By Dymond McElrath
Being a college student comes with a plethora of different challenges–physically, mentally and emotionally. Finding the appropriate balance between attending class, work, schoolwork, athletic practices/games and extracurricular activities while keeping a level head and calm mind can quickly become stressful; especially for students who have never been on their own before or have never had this many responsibilities to juggle. Nevertheless, in the midst of all the college craziness, it is important for students to be able to safely cope with the mental, life, relationship, and school struggles they are going through.
Mental health has become a popular topic around the world over the past few years. Individuals have begun to understand the importance of mental health and even began taking actions to strengthen and motivate their mental health. Students on McPherson College campus have found many ways to cope with mental stress, such as, meditating, meeting with school counselors throughout the week (which MC students get 10 free sessions), and even creating their schedules months in advance to avoid future stress. In addition, some students stated that they take “mental off days.” Being in the same environment for nine months can be draining and exhausting. So, during these mental break days, students recharge their mental health and simply take care of the internal and external issues they are going through before entering the classroom again. Although missing class is not encouraged, being mentally stable and feeling capable is much more important and leads to a better in-class performance.
Over half of the student population is from out of state. Despite the events occurring at school, students still have lives and families’ outside of McPherson, and life is still carrying on. Whether it be positive, like a new baby in the family, or negative, like a death in the family, life is still happening while students are away. In times like this, students say they confide in a close friend/teammate, or they express their problems to a coach or reliable faculty member. Traveling home cannot always happen for multiple reasons, like, students not having the financial means to travel or not having time in their athletic schedule. Nevertheless, communicating and being vulnerable towards trustworthy individuals around campus can positively help and even feel like a sense of relief.
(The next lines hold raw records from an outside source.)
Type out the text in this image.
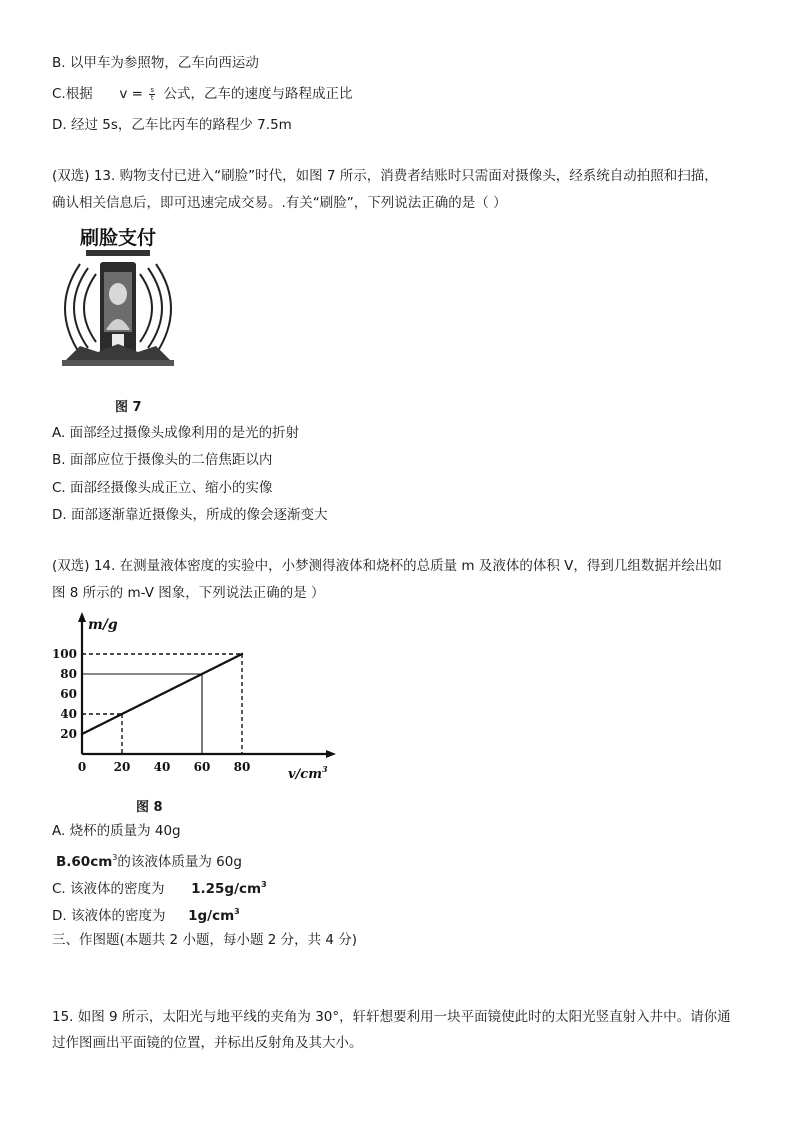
B. 以甲车为参照物，乙车向西运动
C.根据 $v = \frac{s}{t}$ 公式，乙车的速度与路程成正比
D. 经过 5s，乙车比丙车的路程少 7.5m
(双选) 13. 购物支付已进入“刷脸”时代，如图 7 所示，消费者结账时只需面对摄像头，经系统自动拍照和扫描，
确认相关信息后，即可迅速完成交易。.有关“刷脸”，下列说法正确的是（ ）
刷脸支付
图 7
A. 面部经过摄像头成像利用的是光的折射
B. 面部应位于摄像头的二倍焦距以内
C. 面部经摄像头成正立、缩小的实像
D. 面部逐渐靠近摄像头，所成的像会逐渐变大
(双选) 14. 在测量液体密度的实验中，小梦测得液体和烧杯的总质量 m 及液体的体积 V，得到几组数据并绘出如
图 8 所示的 m-V 图象，下列说法正确的是 ）
0 20 40 60 80
20
40
60
80
100
m/g
$v/cm^3$
图 8
A. 烧杯的质量为 40g
$B.60cm^3$的该液体质量为 60g
C. 该液体的密度为 $1.25g/cm^3$
D. 该液体的密度为 $1g/cm^3$
三、作图题(本题共 2 小题，每小题 2 分，共 4 分)
15. 如图 9 所示，太阳光与地平线的夹角为 30°，轩轩想要利用一块平面镜使此时的太阳光竖直射入井中。请你通
过作图画出平面镜的位置，并标出反射角及其大小。
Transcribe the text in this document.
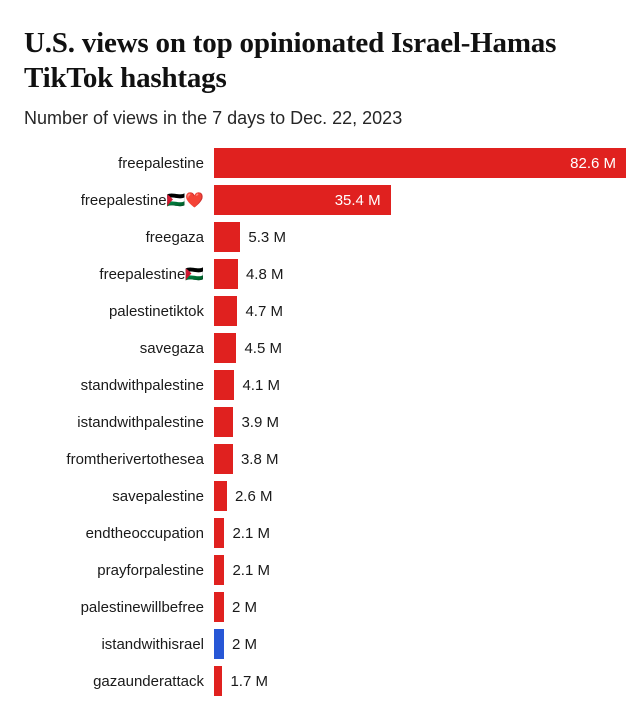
U.S. views on top opinionated Israel-Hamas TikTok hashtags

Number of views in the 7 days to Dec. 22, 2023

freepalestine	82.6 M
freepalestine🇵🇸❤️	35.4 M
freegaza	5.3 M
freepalestine🇵🇸	4.8 M
palestinetiktok	4.7 M
savegaza	4.5 M
standwithpalestine	4.1 M
istandwithpalestine	3.9 M
fromtherivertothesea	3.8 M
savepalestine	2.6 M
endtheoccupation	2.1 M
prayforpalestine	2.1 M
palestinewillbefree	2 M
istandwithisrael	2 M
gazaunderattack	1.7 M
There are many issues students run into throughout college, whether it be inside the classroom or out. However, no matter what the issue may be, bringing the issue(s) to light and talking about it, is the first step to overcoming it. Nevertheless, any problem students are going through should begin with communication. Not wanting others in a person’s personal business is understandable, however, keeping emotions and feelings internalized is dangerous and can cause bigger problems in the end. If you’re having trouble with anything, talk to someone—there is a someone for everything (including your professors)!